Lalu, dia turut meminta agar tergugat II (Dyastasita)  dan tergugat III (Indri Wahyuni) diberhentikan dengan tidak hormat sebagai pejabat di lingkungan MPR.

"Memerintahkan tergugat I (Ahmad Muzani) memberhentikan secara tidak hormat tergugat II (Dyastasita) dan tergugat III (Indri Wahyuni) selaku pekerja di Majelis Permusyawaratan Rakyat Republik Indonesia," demikian isi petitumnya.

Kemudian, gugatan selanjutnya yakni memohon agar Dyastasita dan Indri agar dilarang menjadi juri di kegiatan resmi kenegaraan dari tingkat daerah hingga nasional.

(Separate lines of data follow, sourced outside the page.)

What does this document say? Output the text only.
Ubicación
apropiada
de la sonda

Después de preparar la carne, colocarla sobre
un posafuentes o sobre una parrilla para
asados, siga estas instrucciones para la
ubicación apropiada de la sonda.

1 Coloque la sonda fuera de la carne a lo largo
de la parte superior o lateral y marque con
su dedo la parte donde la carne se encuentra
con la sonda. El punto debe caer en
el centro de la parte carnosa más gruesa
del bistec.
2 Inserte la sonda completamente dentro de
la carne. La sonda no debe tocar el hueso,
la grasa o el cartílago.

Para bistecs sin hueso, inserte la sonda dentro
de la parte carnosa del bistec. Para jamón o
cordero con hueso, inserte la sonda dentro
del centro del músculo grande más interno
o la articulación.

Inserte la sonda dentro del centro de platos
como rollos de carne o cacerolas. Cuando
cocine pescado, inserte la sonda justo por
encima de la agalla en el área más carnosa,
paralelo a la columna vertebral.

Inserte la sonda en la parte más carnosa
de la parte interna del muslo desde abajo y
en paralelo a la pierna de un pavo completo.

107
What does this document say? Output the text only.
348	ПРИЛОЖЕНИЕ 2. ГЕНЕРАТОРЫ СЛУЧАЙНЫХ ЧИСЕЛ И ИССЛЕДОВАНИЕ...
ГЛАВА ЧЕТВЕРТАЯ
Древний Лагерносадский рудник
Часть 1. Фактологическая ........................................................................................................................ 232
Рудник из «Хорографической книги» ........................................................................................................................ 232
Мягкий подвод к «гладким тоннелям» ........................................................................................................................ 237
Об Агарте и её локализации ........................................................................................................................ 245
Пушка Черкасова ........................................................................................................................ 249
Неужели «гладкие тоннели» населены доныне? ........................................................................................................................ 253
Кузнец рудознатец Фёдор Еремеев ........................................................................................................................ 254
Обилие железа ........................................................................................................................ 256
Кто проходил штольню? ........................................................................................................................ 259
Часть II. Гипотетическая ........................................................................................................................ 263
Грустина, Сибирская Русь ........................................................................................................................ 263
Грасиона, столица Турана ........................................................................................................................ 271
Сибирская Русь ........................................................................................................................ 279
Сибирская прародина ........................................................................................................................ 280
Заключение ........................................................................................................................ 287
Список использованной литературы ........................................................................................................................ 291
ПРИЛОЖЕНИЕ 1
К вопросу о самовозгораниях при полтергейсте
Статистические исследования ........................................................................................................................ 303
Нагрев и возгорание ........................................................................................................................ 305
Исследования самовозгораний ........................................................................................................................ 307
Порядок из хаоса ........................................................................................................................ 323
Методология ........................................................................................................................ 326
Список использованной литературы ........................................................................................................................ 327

Gugatan yang sama juga ditujukan kepada Shindy agar hakim menyatakan larangan terhadap tergugat untuk menjadi pemandu acara di kegiatan resmi kenegaraan di tingkat daerah hingga nasional.

Terakhir, Dyastasita, Indri, dan Shindy juga diminta untuk meminta maaf secara terbuka di media nasional.

"Tergugat II, Tergugat III, dan Tergugat IV, untuk meminta maaf di tiga surat kabar cetak nasional berukuran setengah halaman," jelas David.

Diketahui, peristiwa ini menjadi viral setelah jawaban dari peserta asal SMAN 1 Pontianak dianggap salah oleh juri.

Namun, ketika peserta lain dari SMAN 1 Sambas menjawab persis seperti yang disampaikan oleh peserta SMAN 1 Pontianak, juri justru menganggap benar.

Lalu, peserta bernama Josepha Alexandra mengajukan protes ke juri tetapi berujung tidak diterima.